In his 1964 speech, LBJ celebrated the American ingenuity and industry that has created “plenty for all our people.” But it was now time, he insisted, to “use that wealth to enrich and elevate our national life.”

“Will you join in the battle to give every citizen an escape from the crushing weight of poverty?” he asked them. “Will you join in the battle to build the Great Society, to prove that our material progress is only the foundation on which we will build a richer life of mind and spirit?”

“Will you join in the battle to give every citizen an escape from the crushing weight of poverty?” The goal was to lift people up. But the end result was lots of federal spending, and no real progress toward the self-sufficiency he ostensibly sought.

Fifty years later, the U.S. has spent some $20 trillion on various welfare programs. Total government welfare spending is 16 times greater today than it was then. Yet, strikingly, the official poverty rate today is the same as it was five decades ago. While the Great Society’s material aid may have raised living standards, it did not lead to greater flourishing. . Rather than helping Americans escape poverty, it has led to long-term dependence. In fact, LBJ’s programs helped break down families and reduce male participation in the labor force.

As a result, “a large segment of the population is now less capable of self-sufficiency than when the war on poverty began,” as poverty analyst Robert Rector wrote this year.

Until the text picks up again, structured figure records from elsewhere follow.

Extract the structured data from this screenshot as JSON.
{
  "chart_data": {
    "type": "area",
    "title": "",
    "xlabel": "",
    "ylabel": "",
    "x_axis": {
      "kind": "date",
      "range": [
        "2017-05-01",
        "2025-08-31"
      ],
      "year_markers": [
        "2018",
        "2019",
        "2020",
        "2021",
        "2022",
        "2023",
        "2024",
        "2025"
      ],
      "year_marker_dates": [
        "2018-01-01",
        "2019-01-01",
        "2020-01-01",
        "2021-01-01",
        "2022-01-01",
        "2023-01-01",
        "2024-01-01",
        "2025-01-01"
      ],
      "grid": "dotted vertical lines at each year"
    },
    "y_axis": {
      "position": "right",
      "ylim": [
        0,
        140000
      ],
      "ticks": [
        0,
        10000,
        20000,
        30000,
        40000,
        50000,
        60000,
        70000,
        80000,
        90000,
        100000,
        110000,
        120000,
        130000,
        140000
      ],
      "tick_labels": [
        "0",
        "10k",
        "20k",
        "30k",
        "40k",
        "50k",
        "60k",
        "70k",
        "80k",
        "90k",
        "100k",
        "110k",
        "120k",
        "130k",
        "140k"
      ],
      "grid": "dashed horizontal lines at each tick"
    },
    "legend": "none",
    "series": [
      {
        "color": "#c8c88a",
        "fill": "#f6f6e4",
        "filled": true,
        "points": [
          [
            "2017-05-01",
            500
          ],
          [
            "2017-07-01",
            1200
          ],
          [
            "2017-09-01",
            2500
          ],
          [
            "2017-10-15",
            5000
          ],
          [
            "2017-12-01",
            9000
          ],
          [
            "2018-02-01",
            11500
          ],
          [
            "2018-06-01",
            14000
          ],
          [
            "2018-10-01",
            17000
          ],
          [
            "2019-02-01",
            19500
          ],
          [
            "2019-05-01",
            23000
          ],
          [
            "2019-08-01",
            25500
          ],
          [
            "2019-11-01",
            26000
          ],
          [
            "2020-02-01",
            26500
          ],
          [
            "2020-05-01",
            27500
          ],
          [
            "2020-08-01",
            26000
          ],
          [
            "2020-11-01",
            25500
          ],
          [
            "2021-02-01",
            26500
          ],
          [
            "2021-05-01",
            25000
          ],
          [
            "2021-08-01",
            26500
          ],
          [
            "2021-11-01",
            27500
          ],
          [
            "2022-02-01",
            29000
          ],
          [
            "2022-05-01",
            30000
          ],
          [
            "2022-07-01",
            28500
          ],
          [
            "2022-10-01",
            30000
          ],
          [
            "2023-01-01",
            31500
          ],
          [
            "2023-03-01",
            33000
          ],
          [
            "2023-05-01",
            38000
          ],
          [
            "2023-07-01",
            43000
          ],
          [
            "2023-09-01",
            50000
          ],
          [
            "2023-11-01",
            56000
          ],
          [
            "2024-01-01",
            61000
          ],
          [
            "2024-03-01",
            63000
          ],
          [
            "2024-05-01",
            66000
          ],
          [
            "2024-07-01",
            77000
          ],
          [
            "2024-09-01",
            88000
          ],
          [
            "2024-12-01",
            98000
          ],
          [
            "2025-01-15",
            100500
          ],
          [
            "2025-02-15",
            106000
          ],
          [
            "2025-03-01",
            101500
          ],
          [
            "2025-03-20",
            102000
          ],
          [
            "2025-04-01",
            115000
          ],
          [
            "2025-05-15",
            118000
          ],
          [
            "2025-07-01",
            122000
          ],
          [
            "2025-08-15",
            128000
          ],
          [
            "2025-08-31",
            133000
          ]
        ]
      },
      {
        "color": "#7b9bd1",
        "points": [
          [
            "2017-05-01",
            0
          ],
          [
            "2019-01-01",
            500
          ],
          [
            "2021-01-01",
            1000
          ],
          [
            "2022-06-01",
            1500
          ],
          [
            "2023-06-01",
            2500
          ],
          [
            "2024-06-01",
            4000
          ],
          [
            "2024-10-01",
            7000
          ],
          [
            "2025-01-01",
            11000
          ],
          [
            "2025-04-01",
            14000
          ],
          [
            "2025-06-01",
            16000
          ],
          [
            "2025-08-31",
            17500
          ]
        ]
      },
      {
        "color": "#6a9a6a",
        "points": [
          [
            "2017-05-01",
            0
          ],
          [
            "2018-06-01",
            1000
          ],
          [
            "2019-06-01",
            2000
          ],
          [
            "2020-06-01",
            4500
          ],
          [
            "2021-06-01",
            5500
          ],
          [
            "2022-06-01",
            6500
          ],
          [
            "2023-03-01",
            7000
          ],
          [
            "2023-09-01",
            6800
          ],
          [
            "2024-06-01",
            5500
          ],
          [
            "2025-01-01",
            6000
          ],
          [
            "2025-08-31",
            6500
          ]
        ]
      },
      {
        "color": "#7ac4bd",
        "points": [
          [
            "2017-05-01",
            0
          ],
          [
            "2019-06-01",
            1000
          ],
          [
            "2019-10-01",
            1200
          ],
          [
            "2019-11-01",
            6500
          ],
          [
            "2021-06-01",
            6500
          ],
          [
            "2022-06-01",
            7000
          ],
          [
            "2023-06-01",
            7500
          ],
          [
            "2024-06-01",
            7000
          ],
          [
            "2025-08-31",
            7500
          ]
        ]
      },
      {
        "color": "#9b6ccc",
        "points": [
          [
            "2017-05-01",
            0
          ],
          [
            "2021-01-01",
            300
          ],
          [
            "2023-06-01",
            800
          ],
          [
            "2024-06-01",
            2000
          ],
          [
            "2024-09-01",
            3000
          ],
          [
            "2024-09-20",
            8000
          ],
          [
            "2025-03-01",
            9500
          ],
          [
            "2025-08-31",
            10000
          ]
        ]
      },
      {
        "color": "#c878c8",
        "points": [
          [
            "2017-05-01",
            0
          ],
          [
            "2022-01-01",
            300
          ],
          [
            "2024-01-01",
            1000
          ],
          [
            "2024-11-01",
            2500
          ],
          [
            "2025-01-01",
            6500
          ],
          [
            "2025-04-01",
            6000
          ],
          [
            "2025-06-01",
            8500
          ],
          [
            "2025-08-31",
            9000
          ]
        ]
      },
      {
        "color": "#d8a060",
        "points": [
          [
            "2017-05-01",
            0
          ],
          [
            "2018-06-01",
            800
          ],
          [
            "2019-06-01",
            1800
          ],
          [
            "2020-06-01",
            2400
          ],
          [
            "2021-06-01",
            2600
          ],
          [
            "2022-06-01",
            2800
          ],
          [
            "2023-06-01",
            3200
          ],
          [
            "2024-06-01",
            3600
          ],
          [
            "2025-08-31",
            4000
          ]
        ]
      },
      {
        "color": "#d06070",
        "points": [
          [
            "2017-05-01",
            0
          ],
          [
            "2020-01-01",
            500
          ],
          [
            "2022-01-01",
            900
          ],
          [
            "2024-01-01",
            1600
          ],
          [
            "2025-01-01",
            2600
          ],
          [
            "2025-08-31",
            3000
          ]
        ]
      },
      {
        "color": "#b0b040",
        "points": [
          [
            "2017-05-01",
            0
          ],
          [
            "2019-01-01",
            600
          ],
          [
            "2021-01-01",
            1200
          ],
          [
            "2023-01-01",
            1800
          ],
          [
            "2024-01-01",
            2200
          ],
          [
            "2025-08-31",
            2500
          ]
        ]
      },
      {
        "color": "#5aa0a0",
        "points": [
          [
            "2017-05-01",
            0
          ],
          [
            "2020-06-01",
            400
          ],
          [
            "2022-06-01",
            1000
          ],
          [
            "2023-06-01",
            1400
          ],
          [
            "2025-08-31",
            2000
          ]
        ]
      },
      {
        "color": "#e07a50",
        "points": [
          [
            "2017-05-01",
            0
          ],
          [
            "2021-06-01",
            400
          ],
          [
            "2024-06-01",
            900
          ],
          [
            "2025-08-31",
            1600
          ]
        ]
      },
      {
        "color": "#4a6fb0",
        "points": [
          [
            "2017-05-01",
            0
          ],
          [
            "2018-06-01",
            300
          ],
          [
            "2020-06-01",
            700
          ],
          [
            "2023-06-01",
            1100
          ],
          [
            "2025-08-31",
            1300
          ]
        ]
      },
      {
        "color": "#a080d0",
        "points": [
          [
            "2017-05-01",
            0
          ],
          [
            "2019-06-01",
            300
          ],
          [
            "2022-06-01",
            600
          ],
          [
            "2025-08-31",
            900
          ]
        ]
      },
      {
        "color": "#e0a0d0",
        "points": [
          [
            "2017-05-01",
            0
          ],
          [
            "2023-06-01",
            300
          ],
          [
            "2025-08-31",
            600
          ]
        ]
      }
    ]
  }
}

LBJ insisted that: “The challenge of the next half century is whether we have the wisdom to use that wealth to enrich and elevate our national life, and to advance the quality of our American civilization.” Looking back now, it’s clear that by its own measures the “wisdom” of the Great Society was unwise, and the program, in sum, is a massive failure, except as a redistribution scheme.

Exactly 50 years later, it’s obvious the country needs a different approach.